Dynapac product marketing manager Vijayakumar Palanisamy says he’s seen a recent trend toward using pneumatic-tire rollers on soil for proof rolling. “Contractors in Texas find this method is a very useful technique to check the soil stability,” he says. “They roll fully ballasted 50,000 pounds of pneumatic roller back and forth for the entire job site to ensure compacted soil doesn’t sink under heavy loads.”

Palanisamy also cites cold in-place asphalt paving as a growing application for pneumatic-tire rollers.

“Traditionally, pneumatic-tire rollers have been used as an intermediate roller behind the breakdown rollers in asphalt paving,” he says. “With cold in-place asphalt paving getting popular, concerns of over compacting and breaking of the cold material with traditional double-drum vibratory rollers make pneumatic-tire rollers an ideal choice to use behind the paver to achieve the required compaction effort.

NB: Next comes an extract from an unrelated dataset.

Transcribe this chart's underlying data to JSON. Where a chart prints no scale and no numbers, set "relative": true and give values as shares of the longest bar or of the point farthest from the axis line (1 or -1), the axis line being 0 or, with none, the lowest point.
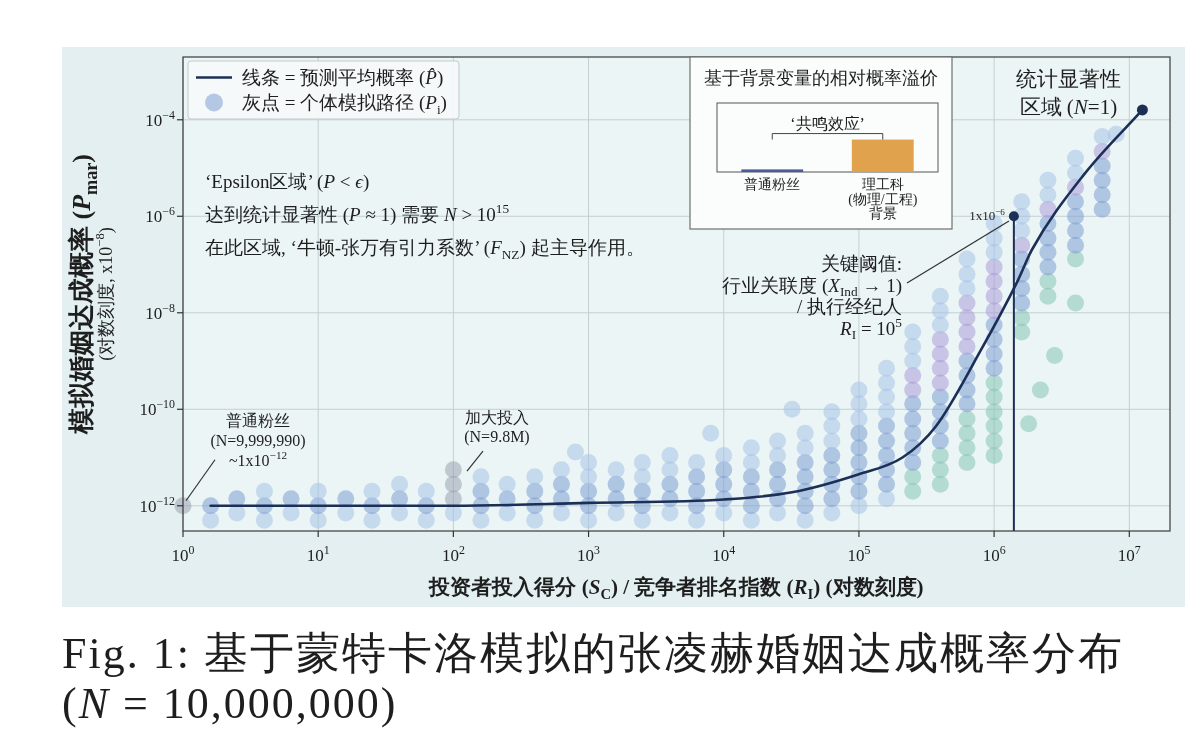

“These pneumatic-tire units are adequately ballasted to provide required static weight and the kneading effort to achieve the required density,” Palanisamy says.

Not just operating weight

Connolly tells equipment managers it’s less about weight than about wheel load and tire inflation pressure. “Some contracting agencies specify the total weight of the pneumatic roller to be used; however, this has little or no effect on any roller’s ability to compact,” he says. “Evaluations of individual wheel loading, gross vehicle weight, or weight per linear dimension of rolling width alone are not sufficient to accurately evaluate the compaction capability of any pneumatic-tire roller.”

Tire pressure is crucial to roller performance.

“Increasing the total gross weight carried by an individual tire without changing the tire inflation pressure only increases tire contact area,” Connolly says. “The net result is only a marginal increase in unit contact pressure—inflation pressure has a greater effect on contact pressure than on individual wheel load. When tires are inflated to higher pressures, their ground contact area actually becomes smaller, resulting in a higher unit pressure. This pressure increase helps increase manipulation and compaction of the hot-mix asphalt.”

The kneading action of the rubber tires achieves manipulation and compaction, as well as high ground contact pressure. (See the chart below for contact pressure values at varying tire inflation pressures, using a popular size of pneumatic roller tire as an example.)

New developments in rollers

As with most other equipment categories, manufacturers are changing and updating engines to meet T4-I emissions requirements. Some are taking the opportunity to do more.

“In the process of upgrading the power pack, they are also focusing on improving operator comfort by modernizing controls, reducing noise levels, and providing better ROPS/FOPS structures,” says Dynapac’s Palanisamy. Dynapac’s nine-tire CP274 went to T4-I and also gained improvements in serviceability, as well as enlarged capacity in its cooling system.

Caterpillar has not only upgraded the engine on its CW34, but has also added a number of new or enhanced features, such as flexible ballast options, an eco-mode that reduces fuel consumption and noise levels, a new operator’s console with LCD monitor, and an optional air-on-the-run feature that allows the operator to adjust tire pressure during operation. Another option is Cat Compaction Control, which provides temperature and pass-count mapping.

Hamm has upgraded its GRW280i series with T4-I emissions technology and subtle design changes like a revised ballast compartment that allows users to vary the operating weight more easily and flexibly than before, according to the company.

Managers will continue to see more of these high technology features incorporated into rollers in the future as standard equipment, and not necessarily as options. “Manufacturers may also offer intelligent compaction technology, without an accelerometer, similar to soil and double-drum asphalt rollers,” Palanisamy says. “This technology helps to keep the pass count and also map the temperature of the asphalt material being compacted. DOTs started to mandate intelligent compaction with soil and double-drum rollers, in the future that might be the case with pneumatic-tire rollers as well.”